Humanitarian aid to Venezuela: "Whatever he decides, the Maduro regime loses its face"

Former diplomat and adviser to the White House during the Clinton presidency, Eric Farnsworth is vice president of the Council of the Americas (AS / COA), a liberal think tank based in New York. He analyzes the stand-by position of opponent Juan Guaidó with the accession of international humanitarian aid to Venezuela.

The self-proclaimed president, Juan Guaidó, seems resolute to challenge Nicolás Maduro and the army about humanitarian aid. What do you think of this strategy?

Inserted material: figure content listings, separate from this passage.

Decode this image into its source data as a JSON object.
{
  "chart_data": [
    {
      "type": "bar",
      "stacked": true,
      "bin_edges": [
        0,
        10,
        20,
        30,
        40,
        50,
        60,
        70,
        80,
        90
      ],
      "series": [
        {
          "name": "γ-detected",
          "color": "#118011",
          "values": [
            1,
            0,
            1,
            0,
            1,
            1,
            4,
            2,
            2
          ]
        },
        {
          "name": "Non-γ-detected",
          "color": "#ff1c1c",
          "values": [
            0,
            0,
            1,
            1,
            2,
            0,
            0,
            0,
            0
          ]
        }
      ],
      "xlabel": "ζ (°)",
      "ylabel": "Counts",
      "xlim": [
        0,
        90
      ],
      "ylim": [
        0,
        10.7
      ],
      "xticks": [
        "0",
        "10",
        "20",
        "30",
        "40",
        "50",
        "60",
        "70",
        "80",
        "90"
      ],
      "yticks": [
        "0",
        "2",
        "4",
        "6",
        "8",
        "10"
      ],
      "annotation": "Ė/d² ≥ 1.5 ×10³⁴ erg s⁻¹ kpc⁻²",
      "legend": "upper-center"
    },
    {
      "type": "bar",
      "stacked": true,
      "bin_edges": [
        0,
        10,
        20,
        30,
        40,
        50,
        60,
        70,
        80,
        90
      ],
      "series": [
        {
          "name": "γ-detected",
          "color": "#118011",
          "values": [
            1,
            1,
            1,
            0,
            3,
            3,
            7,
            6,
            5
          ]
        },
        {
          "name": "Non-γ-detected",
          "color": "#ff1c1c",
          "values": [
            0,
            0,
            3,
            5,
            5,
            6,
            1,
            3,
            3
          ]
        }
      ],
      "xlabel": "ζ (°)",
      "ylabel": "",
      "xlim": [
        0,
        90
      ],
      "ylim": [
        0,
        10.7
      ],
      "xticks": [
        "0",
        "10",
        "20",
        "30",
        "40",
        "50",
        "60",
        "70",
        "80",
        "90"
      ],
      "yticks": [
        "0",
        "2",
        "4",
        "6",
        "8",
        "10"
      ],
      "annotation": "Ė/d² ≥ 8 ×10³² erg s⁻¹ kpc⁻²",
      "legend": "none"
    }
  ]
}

I believe that it is his concern to provide humanitarian aid to the suffering Venezuelan people, not to challenge Maduro's security forces. But since Guaidó has no control over the police, whatever they may be, his only option is to attract outside help, which means that the army will let go. However, it is a clear way to attack the regime politically by insisting that Maduro must open the border of Venezuela to allow international humanitarian aid. This destroys the Chavanist rhetoric, which is to insist that Venezuela is doing well, and that forces the regime to choose between rejecting aid or letting in, under pressure from Guaidó. Whatever he decides, the Maduro diet loses face. The delivery of foreign humanitarian aid would be an important political victory for Guaidó, but, more importantly, it would help a much-needed population.

To read too In Venezuela, humanitarian aid is the tendon of war

Several countries, including the United States and Canada, and the European Union have announced that they will increase their humanitarian aid to Venezuela. Which obstacles must be overcome to reach the needy?

The obstacles are numerous: logistics, distribution, corruption, security. This is a gigantic task, given the size, geographical diversity of Venezuela and the insecurity that affects a large part of the country, without of course forgetting the regime's resistance. Moreover, it is essential that humanitarian aid is given directly to the population without going through the Maduro regime, so that Maduro and his supporters can not steal or divert help, or claim the merit of its distribution. . Ideally, the regime should completely disappear from the process, which of course it will never accept. Meanwhile, the Venezuelan population continues to suffer.

What role can the United Nations and its humanitarian organizations play?

The role of the United Nations must be crucial, especially to give a mandate for international humanitarian action. We need to be clear: given the position of Russia and China in the Security Council, it will probably be difficult to do more than provide border humanitarian assistance to Venezuelans who have already fled, but it is a start. Moreover, the establishment of refugee camps on the Colombian and Brazilian side of the border with Venezuela, and possibly in Guyana and the Caribbean islands, would be a constant and symbolic reminder that the Maduro regime does not meet its own needs. population.